Leo con ánimo divertido las notas indignadas del periodismo militante macrista ante la presunta traición o conversión de Jaime Duran Barba. Pequeño comentario al margen: ¿cuándo el periodismo no fue militante de una u otra causa, o siquiera de la creencia en la objetividad y en la existencia de los hechos a narrar? La narración es una causa, justa o no. Volviendo al punto, que siempre se desplaza: el motivo del enojo de algunos periodistas se basa en el supuesto no explicitado de que, después de años de asesoramiento al gobierno precedente, el asesor ecuatoriano debería haberse envuelto en las razones discursivas que con sin igual garbo y profusión derramó en los oídos de Macri. Envolverse con ellas cual bandera. Se le reprocha, en fin, la velocidad que adquiere su impulso por rajar del territorio muerto del macrismo y correr a pedir refugio rentado en las puertas amplísimas del Frente de Todos, sección Instituto Patria. Lo peor, al parecer, lo que más hiere, es su afirmación de que “Macri ya fue”, afirmación que cantaban alegremente en las manifestaciones las amables filas peronistas, seguida de “hizo lo que pudo”, frase por demás generosa para un ex presidente cuya afirmación autocritica más contundente acerca de sus propios repetidos fracasos era: “Pasaron cosas”.
“Hace lo que puede”, en general, se dice acerca de aquellos que pueden poco, los poco dotados de algún talento particular. En ese sentido, el contexto precedente y el que continuó con su siguiente frase pareció aclararlo todo: a quien él asesoró no le daba para mucho la croqueta. A cambio, aquella a quien no asesoró (pero le gustaría asesorar, o volver a asesorar) es “la mujer más brillante de la historia argentina”. Luego, por supuesto, el ecuatoriano se despachó diciendo que nunca aconsejó lo que le aconsejó a Macri. En resumen, el autor intelectual de la grieta parecería estar tratando de lelos a los macristas y a sus votantes y de inteligentes a quienes siguieron y votaron a la vicepresidenta actual. Ahora bien: Duran Barba no es un sujeto que desconozca la sutileza en el manejo de las palabras. Al definir a Cristina como la definió, usa la palabra “brillo”, no inteligencia (desde luego, tampoco se la niega). La luminosidad de Cristina es evidente: su desempeño de funciones en los poderes del Estado y en el aparato político no tiene igual. Y parte de ese relumbre de los últimos años se lo debe precisamente a él, que la marcó como objeto de la grieta conveniente y que ahora le manda un guiño con destino laboral. Elogiándola, Duran Barba se reabre una puerta y se elogia a sí mismo, como diciendo: “¡Mirá che, cómo Duran te hizo durar!”. El brillo ajeno lo hace brillar pensándose coautor.

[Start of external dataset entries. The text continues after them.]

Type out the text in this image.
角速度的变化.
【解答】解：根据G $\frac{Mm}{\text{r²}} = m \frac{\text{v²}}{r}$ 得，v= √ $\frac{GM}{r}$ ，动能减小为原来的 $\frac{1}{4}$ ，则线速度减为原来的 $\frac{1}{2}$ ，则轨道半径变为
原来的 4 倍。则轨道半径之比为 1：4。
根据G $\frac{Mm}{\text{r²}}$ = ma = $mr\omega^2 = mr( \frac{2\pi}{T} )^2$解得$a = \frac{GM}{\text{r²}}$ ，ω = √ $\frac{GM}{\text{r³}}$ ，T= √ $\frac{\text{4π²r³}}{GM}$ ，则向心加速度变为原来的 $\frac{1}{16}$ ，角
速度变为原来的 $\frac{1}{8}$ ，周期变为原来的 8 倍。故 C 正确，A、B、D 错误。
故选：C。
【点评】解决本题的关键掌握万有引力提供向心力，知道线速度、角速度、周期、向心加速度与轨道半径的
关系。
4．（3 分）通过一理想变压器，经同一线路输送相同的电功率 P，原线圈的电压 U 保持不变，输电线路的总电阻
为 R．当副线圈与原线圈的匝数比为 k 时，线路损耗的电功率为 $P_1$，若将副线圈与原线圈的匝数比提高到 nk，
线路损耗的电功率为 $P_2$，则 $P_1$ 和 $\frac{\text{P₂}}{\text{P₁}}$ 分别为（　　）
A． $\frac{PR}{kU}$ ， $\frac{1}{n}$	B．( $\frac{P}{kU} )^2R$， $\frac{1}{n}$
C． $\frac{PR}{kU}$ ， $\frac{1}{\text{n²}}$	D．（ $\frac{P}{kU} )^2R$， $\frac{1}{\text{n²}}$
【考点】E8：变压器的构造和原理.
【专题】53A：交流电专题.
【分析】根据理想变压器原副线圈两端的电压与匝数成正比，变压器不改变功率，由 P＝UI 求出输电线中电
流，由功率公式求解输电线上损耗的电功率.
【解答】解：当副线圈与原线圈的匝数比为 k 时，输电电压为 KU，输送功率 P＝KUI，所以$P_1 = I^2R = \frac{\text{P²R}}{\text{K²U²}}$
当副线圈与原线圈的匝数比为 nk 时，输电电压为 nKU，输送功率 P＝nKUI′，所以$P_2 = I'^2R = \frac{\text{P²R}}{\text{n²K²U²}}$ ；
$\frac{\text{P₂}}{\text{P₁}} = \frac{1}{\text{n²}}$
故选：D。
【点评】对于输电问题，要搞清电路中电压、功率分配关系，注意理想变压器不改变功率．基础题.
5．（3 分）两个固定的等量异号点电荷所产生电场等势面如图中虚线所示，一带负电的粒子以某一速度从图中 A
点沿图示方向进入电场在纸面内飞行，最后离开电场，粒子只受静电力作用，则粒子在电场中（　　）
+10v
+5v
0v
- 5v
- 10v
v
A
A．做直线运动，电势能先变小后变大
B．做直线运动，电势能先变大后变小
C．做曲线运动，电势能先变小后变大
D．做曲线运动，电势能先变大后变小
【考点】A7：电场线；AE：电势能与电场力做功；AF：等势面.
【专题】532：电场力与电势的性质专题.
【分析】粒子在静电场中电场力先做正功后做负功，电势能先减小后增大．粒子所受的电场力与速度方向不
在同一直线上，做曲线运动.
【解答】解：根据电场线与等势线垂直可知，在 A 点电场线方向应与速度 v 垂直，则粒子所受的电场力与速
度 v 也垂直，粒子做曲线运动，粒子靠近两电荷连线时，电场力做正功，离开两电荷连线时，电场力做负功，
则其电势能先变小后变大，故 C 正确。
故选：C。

Pensando en cómo dura Duran, me acordé, de pronto, por puro desplazamiento, en La Eva futura. No porque Duran dijera que Cristina era la Eva Perón del presente llamada a durar (no lo dijo), sino porque la novela del conde Villiers de L’Isle Adam es una de las más extraordinarias que me tocó leer. Tan extraordinaria que me pasé recomendándola y regalándola y nunca pude terminar de leerla. Así que esta vez, tirado de las barbas del recuerdo por Duran Jaime, la busqué por Mercado Libre y encontré una preciosa edición de 1909 publicada por la Biblioteca de La Nación. Que el diario que la editó hace 111 años sea hoy uno de los bastiones del anticristinismo militante (porque macristas ya no quedan después del sincericidio psicopático y autodesculpabilizante de Mauri), sumó un raro deleite a la adquisición.

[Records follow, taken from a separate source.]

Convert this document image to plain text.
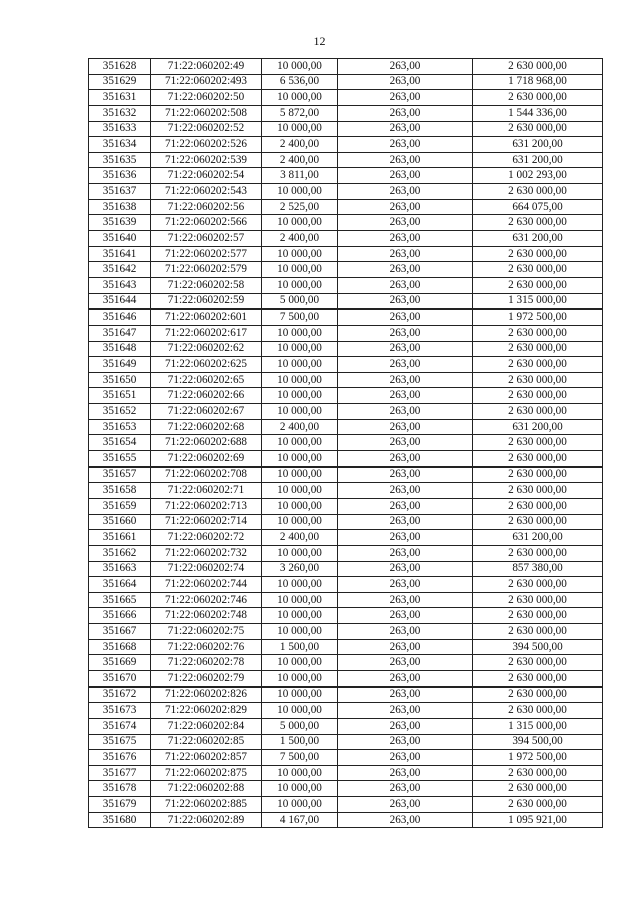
12
351628	71:22:060202:49	10 000,00	263,00	2 630 000,00
351629	71:22:060202:493	6 536,00	263,00	1 718 968,00
351631	71:22:060202:50	10 000,00	263,00	2 630 000,00
351632	71:22:060202:508	5 872,00	263,00	1 544 336,00
351633	71:22:060202:52	10 000,00	263,00	2 630 000,00
351634	71:22:060202:526	2 400,00	263,00	631 200,00
351635	71:22:060202:539	2 400,00	263,00	631 200,00
351636	71:22:060202:54	3 811,00	263,00	1 002 293,00
351637	71:22:060202:543	10 000,00	263,00	2 630 000,00
351638	71:22:060202:56	2 525,00	263,00	664 075,00
351639	71:22:060202:566	10 000,00	263,00	2 630 000,00
351640	71:22:060202:57	2 400,00	263,00	631 200,00
351641	71:22:060202:577	10 000,00	263,00	2 630 000,00
351642	71:22:060202:579	10 000,00	263,00	2 630 000,00
351643	71:22:060202:58	10 000,00	263,00	2 630 000,00
351644	71:22:060202:59	5 000,00	263,00	1 315 000,00
351646	71:22:060202:601	7 500,00	263,00	1 972 500,00
351647	71:22:060202:617	10 000,00	263,00	2 630 000,00
351648	71:22:060202:62	10 000,00	263,00	2 630 000,00
351649	71:22:060202:625	10 000,00	263,00	2 630 000,00
351650	71:22:060202:65	10 000,00	263,00	2 630 000,00
351651	71:22:060202:66	10 000,00	263,00	2 630 000,00
351652	71:22:060202:67	10 000,00	263,00	2 630 000,00
351653	71:22:060202:68	2 400,00	263,00	631 200,00
351654	71:22:060202:688	10 000,00	263,00	2 630 000,00
351655	71:22:060202:69	10 000,00	263,00	2 630 000,00
351657	71:22:060202:708	10 000,00	263,00	2 630 000,00
351658	71:22:060202:71	10 000,00	263,00	2 630 000,00
351659	71:22:060202:713	10 000,00	263,00	2 630 000,00
351660	71:22:060202:714	10 000,00	263,00	2 630 000,00
351661	71:22:060202:72	2 400,00	263,00	631 200,00
351662	71:22:060202:732	10 000,00	263,00	2 630 000,00
351663	71:22:060202:74	3 260,00	263,00	857 380,00
351664	71:22:060202:744	10 000,00	263,00	2 630 000,00
351665	71:22:060202:746	10 000,00	263,00	2 630 000,00
351666	71:22:060202:748	10 000,00	263,00	2 630 000,00
351667	71:22:060202:75	10 000,00	263,00	2 630 000,00
351668	71:22:060202:76	1 500,00	263,00	394 500,00
351669	71:22:060202:78	10 000,00	263,00	2 630 000,00
351670	71:22:060202:79	10 000,00	263,00	2 630 000,00
351672	71:22:060202:826	10 000,00	263,00	2 630 000,00
351673	71:22:060202:829	10 000,00	263,00	2 630 000,00
351674	71:22:060202:84	5 000,00	263,00	1 315 000,00
351675	71:22:060202:85	1 500,00	263,00	394 500,00
351676	71:22:060202:857	7 500,00	263,00	1 972 500,00
351677	71:22:060202:875	10 000,00	263,00	2 630 000,00
351678	71:22:060202:88	10 000,00	263,00	2 630 000,00
351679	71:22:060202:885	10 000,00	263,00	2 630 000,00
351680	71:22:060202:89	4 167,00	263,00	1 095 921,00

¿Cómo contar el argumento de un libro que es pura inteligencia aplicada, desplazada? La enunciación más sencilla diría que es una reversión y fusión, encarnada en la temprana modernidad americana, del mito de Fausto y de Prometeo. Tomás Alva Edison, el Mago de Menlo Park, busca salvar a Lord Ewald, su amigo y benefactor, que piensa en suicidarse porque ama a una mujer que encarna la perfección física, pero que no llega a las mismas alturas en la perfección moral e intelectual. Entonces, Edison le fabrica una autómata. Más no puedo decir. El misterio es mujer. O, como dice el filósofo en Vivir su vida, de Godard: “Para vivir hablando, uno debe pasar por la muerte de vivir sin hablar”.